Search code examples
machine-learningmissing-dataimputation

Errors of turning question mark(‘?’) into NaN while imputing a machine learning data


I am trying to impute all missing data (as indicated by a '?') into NaN and use the imputation tool from sklearn to average them into a mean value. To be reproducible on my problem, I have included my code as below: I use PyCharm as IDE, Mac OS X and anaconda on Py 2.7.12

This is my code:

import matplotlib.pyplot as plt
import numpy as np
import pandas as pd
df = pd.read_csv('http://archive.ics.uci.edu/ml/machine-learning-databases/communities/communities.data', header=None, sep=',\s', na_values=["?"])
df.tail()
from sklearn.preprocessing import Imputer
imr = Imputer(missing_values='NaN', strategy='mean', axis=0)
imr= imr.fit(df)

And here is my error message

 /Users/zdong/anaconda/bin/python/Users/zdong/PycharmProjects/ml/crim_workingfile.py
/Users/zdong/PycharmProjects/ml/crim_workingfile.py:4: ParserWarning:   Falling back to the 'python' engine because the 'c' engine does not support regex separators (separators > 1 char and different from '\s+' are interpreted as regex); you can avoid this warning by specifying engine='python'.
df = pd.read_csv('http://archive.ics.uci.edu/ml/machine-learning databases/communities/communities.data', header=None, sep=',\s', na_values=["?"])
Traceback (most recent call last):
  File "/Users/zdong/PycharmProjects/535_final/535_workingfile.py", line 8,
in <module>
imr= imr.fit(df)
  File "/Users/zdong/anaconda/lib/python2.7/site-packages/sklearn/preprocessing/imputation.py",
line 156, in fit
force_all_finite=False)
  File "/Users/zdong/anaconda/lib/python2.7/site-packages/sklearn/utils/validation.py"
line 382, in check_array
array = np.array(array, dtype=dtype, order=order, copy=copy)
ValueError: invalid literal for float(): 6,?,?,Ontariocity,10,0.2,0.78,0.14,0.46,0.24,0.77,0.5,0.62,0.4,0.17,0.21,1,0.4,0.73,0.22,0.25,0.26,0.47,0.29,0.36,0.24,0.28,0.32,0.22,0.27,0.25,0.29,0.16,0.35,0.5,0.55,0.16,0.47,0.58,0.53,0.2,0.6,0.24

Please help me the devastated beginner QAQ...


Solution

  • Okay I think there's enough here for an actual answer. Looking at your data, the first 5 columns look like info about the cities (name, other values >= 1), and the rest look like the data you're interested in for the fit you do on the last line.
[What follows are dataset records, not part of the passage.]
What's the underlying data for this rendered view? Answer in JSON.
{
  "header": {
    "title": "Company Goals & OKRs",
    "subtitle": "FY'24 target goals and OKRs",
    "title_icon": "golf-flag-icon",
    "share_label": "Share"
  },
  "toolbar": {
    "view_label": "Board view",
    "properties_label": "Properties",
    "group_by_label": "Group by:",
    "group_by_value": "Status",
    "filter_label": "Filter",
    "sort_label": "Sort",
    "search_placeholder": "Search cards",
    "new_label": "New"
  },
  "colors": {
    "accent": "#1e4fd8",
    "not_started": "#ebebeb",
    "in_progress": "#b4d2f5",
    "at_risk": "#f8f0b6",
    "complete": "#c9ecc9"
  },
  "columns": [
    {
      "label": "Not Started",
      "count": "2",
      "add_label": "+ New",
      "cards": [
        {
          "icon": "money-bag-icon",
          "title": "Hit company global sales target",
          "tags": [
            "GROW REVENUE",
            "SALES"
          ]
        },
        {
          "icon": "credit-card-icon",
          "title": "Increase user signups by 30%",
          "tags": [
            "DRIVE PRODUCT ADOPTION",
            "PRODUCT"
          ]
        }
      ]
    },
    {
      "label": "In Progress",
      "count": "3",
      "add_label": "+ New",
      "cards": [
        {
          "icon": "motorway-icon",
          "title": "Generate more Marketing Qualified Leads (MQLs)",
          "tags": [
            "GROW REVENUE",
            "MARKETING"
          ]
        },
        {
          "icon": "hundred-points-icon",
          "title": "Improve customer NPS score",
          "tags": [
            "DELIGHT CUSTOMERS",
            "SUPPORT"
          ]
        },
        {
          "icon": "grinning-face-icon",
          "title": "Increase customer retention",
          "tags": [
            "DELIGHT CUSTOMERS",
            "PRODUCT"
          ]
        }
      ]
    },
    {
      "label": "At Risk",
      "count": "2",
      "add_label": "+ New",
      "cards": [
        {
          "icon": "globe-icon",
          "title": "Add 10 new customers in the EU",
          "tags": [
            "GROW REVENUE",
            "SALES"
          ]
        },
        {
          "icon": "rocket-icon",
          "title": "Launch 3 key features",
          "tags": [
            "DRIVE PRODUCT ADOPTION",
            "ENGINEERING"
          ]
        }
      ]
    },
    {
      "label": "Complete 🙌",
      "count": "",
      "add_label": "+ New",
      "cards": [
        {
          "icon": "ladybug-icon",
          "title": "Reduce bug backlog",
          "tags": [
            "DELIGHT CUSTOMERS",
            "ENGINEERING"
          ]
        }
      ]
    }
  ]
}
    Your issue is that the fit tries to cast all the data to a float, and obviously fails on the city names. The data passed into the fit should probably be everything except the first 5 columns (maybe 4, if column 5 is the bias?). Either way, try something like:

    df = pd.read_csv('communities.data', header=None, na_values=["?"], usecols=range(5, 128))
    

    and change the 5 depending on which columns you need.